A critical vulnerability, named “AutoSpill,” has been discovered in the autofill functionality of Android apps, leading several popular mobile password managers to inadvertently expose user credentials. Researchers from the IIIT Hyderabad presented their findings at Black Hat Europe, shedding light on the potential risks associated with this security flaw.
The AutoSpill vulnerability enables the exposure of saved credentials from mobile password managers by bypassing Android’s secure autofill mechanism. This flaw, as identified by Ankit Gangwal, Shubham Singh, and Abhijeet Srivastava, becomes apparent when an Android app loads a login page in WebView, causing password managers to misdirect autofill to the app’s native fields. WebView, a preinstalled engine from Google, allows developers to display web content within an app without launching a separate web browser.
To illustrate, when logging into a mobile app using the “login via Google or Facebook” option, WebView opens a Google or Facebook login page within the app. The password manager, designed to autofill credentials, may inadvertently expose them to the app’s native fields instead of limiting autofill to the loaded Google or Facebook page. This disorientation in autofill targeting creates a vulnerability that could potentially be exploited by a malicious app.

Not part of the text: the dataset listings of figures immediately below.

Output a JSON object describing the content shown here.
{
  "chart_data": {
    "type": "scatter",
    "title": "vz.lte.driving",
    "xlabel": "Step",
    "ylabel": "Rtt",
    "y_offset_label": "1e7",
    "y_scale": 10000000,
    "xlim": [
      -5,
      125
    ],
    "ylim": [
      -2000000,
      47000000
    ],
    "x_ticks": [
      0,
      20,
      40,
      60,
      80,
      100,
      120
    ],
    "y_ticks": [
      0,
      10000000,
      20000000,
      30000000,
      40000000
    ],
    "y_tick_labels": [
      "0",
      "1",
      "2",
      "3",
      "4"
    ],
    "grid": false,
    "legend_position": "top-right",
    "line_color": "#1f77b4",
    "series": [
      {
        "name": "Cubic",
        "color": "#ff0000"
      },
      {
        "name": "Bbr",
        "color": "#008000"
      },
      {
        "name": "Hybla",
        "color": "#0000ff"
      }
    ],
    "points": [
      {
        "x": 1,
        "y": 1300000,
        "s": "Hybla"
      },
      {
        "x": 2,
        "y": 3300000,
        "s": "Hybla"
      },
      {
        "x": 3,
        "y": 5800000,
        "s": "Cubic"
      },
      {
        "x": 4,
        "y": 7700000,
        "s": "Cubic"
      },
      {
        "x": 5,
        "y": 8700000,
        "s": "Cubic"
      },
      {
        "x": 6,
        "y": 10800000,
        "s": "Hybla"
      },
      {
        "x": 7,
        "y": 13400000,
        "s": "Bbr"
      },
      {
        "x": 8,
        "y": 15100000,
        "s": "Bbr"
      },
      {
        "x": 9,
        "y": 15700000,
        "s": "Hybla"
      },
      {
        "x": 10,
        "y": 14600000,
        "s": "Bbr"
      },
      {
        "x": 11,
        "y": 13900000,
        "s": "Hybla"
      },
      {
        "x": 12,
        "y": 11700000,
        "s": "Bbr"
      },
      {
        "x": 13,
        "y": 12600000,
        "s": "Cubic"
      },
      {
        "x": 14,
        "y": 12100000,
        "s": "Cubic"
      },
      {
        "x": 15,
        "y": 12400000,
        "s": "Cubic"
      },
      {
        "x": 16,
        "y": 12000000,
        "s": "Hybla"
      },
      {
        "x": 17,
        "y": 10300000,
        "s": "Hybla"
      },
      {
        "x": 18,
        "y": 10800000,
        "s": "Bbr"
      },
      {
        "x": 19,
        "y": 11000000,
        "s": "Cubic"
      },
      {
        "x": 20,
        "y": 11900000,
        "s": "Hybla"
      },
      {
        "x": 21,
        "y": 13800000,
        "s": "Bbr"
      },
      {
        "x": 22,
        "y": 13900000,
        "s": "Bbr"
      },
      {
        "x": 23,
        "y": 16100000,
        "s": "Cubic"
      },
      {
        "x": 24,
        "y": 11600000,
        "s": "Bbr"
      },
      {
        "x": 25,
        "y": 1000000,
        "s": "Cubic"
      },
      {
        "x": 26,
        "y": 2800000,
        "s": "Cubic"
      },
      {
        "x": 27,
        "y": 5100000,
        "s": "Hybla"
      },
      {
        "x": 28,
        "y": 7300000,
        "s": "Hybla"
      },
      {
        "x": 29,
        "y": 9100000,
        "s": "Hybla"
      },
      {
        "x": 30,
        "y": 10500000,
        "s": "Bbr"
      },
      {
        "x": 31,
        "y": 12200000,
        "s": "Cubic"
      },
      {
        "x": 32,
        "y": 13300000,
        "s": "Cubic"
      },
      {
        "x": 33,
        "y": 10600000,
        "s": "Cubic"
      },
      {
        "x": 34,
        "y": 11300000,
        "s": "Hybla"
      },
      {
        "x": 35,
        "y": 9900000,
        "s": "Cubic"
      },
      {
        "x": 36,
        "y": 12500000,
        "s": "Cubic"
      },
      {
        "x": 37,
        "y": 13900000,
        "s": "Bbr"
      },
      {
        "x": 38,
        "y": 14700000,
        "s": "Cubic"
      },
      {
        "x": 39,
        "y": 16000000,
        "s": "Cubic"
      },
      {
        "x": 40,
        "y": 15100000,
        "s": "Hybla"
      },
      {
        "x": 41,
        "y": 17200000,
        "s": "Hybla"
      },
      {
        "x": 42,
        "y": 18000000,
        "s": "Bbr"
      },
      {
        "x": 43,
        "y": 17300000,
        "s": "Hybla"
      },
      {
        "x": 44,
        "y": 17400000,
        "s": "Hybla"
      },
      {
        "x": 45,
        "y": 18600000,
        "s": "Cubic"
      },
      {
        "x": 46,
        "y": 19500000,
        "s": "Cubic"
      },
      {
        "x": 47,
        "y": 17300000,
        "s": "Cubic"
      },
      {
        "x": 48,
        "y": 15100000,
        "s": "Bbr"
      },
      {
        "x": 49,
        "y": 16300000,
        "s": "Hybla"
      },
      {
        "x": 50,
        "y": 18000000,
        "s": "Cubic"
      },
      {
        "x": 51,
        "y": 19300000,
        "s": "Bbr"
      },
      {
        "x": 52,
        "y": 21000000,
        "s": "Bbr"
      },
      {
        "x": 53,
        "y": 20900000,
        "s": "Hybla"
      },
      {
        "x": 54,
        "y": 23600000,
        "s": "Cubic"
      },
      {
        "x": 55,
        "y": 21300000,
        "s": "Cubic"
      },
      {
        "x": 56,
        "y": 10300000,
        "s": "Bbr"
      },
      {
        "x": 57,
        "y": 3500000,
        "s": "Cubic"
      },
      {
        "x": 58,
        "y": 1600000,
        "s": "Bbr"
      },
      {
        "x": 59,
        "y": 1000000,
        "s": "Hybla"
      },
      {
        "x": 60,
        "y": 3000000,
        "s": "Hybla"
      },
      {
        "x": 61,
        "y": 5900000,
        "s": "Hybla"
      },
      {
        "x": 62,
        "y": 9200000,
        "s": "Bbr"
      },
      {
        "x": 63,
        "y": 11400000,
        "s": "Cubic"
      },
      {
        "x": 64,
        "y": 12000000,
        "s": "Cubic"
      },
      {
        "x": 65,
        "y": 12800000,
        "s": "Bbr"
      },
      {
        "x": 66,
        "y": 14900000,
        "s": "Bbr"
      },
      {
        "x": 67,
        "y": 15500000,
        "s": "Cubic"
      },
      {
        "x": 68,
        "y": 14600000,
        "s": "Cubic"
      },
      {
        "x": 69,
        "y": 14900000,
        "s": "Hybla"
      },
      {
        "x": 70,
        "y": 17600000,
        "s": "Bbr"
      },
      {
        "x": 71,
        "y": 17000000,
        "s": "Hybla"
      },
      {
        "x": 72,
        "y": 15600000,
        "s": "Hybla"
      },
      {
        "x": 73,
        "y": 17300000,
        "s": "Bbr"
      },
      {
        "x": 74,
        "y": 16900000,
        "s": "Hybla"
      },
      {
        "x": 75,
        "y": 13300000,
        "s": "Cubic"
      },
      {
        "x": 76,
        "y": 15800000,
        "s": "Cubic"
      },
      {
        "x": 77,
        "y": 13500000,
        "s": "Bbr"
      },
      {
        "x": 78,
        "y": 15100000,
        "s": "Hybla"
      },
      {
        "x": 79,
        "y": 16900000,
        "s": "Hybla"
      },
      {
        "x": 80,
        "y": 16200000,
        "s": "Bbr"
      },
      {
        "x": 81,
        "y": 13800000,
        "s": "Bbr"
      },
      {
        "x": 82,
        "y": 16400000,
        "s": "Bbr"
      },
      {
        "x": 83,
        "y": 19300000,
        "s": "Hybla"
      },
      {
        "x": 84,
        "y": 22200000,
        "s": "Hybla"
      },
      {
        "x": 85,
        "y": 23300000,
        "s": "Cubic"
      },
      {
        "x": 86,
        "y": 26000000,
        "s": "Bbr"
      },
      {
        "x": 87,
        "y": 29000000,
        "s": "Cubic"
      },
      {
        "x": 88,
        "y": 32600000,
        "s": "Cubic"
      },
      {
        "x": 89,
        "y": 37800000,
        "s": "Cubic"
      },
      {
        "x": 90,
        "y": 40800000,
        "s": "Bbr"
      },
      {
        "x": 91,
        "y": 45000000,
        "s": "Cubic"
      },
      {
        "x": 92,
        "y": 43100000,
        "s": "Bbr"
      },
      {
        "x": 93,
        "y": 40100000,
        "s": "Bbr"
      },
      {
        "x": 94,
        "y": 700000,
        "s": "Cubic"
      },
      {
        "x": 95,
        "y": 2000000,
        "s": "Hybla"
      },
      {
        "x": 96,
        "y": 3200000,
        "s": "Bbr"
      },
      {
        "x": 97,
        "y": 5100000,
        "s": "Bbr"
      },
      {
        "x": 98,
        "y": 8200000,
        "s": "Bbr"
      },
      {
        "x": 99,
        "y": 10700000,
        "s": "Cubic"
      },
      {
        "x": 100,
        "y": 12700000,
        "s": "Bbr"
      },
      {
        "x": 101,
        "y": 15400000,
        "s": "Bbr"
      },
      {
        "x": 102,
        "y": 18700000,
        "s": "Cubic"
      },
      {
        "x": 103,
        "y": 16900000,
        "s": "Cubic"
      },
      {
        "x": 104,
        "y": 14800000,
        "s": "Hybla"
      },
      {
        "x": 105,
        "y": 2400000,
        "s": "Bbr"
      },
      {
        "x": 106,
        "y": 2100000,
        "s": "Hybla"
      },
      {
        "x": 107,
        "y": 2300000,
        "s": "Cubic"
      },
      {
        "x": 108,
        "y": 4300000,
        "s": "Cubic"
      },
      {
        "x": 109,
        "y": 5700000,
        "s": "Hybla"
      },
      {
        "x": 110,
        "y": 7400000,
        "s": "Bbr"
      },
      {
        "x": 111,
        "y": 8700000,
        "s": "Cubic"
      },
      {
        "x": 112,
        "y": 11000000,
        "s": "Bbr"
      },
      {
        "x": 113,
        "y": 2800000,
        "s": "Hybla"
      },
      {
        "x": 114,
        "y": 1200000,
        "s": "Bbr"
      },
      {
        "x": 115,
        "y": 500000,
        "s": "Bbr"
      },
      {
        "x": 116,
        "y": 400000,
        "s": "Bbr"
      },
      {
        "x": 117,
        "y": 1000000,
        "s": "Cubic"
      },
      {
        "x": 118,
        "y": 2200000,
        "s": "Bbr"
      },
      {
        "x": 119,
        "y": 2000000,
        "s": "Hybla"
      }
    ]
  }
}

The researchers emphasize that the consequences of the AutoSpill vulnerability are particularly significant in scenarios involving a malicious base app. Even without resorting to phishing tactics, a rogue app could coerce users into logging in via Google or Facebook, automatically gaining access to sensitive information.
The researchers conducted tests on popular password managers, including 1Password, LastPass, Keeper, and Enpass, using new and up-to-date Android devices. They found that most apps were vulnerable to credential leakage, even with JavaScript injection disabled. Enabling JavaScript injection increased susceptibility, affecting all tested password managers.
Upon discovering the flaw, Ankit Gangwal promptly alerted Google and the affected password manager providers. 1Password’s Chief Technology Officer, Pedro Canahuati, mentioned that they are actively working on a fix to strengthen their security posture. Keeper’s Chief Technology Officer, Craig Lurey, acknowledged notification of a potential vulnerability but did not disclose whether fixes were implemented. LastPass had pre-existing mitigation in place, which was further enhanced after analyzing the researchers’ findings.
The researchers are now exploring the potential for attackers to extract credentials from the app to WebView. Additionally, they are investigating whether the AutoSpill vulnerability can be replicated on iOS.
The AutoSpill vulnerability serves as a stark reminder of the intricate security challenges facing mobile password managers. As providers work diligently to address and patch these vulnerabilities, users are advised to stay vigilant and consider additional security measures to safeguard their sensitive information. The collaborative efforts between researchers and providers play a crucial role in maintaining the integrity of password management systems and ensuring user data remains protected.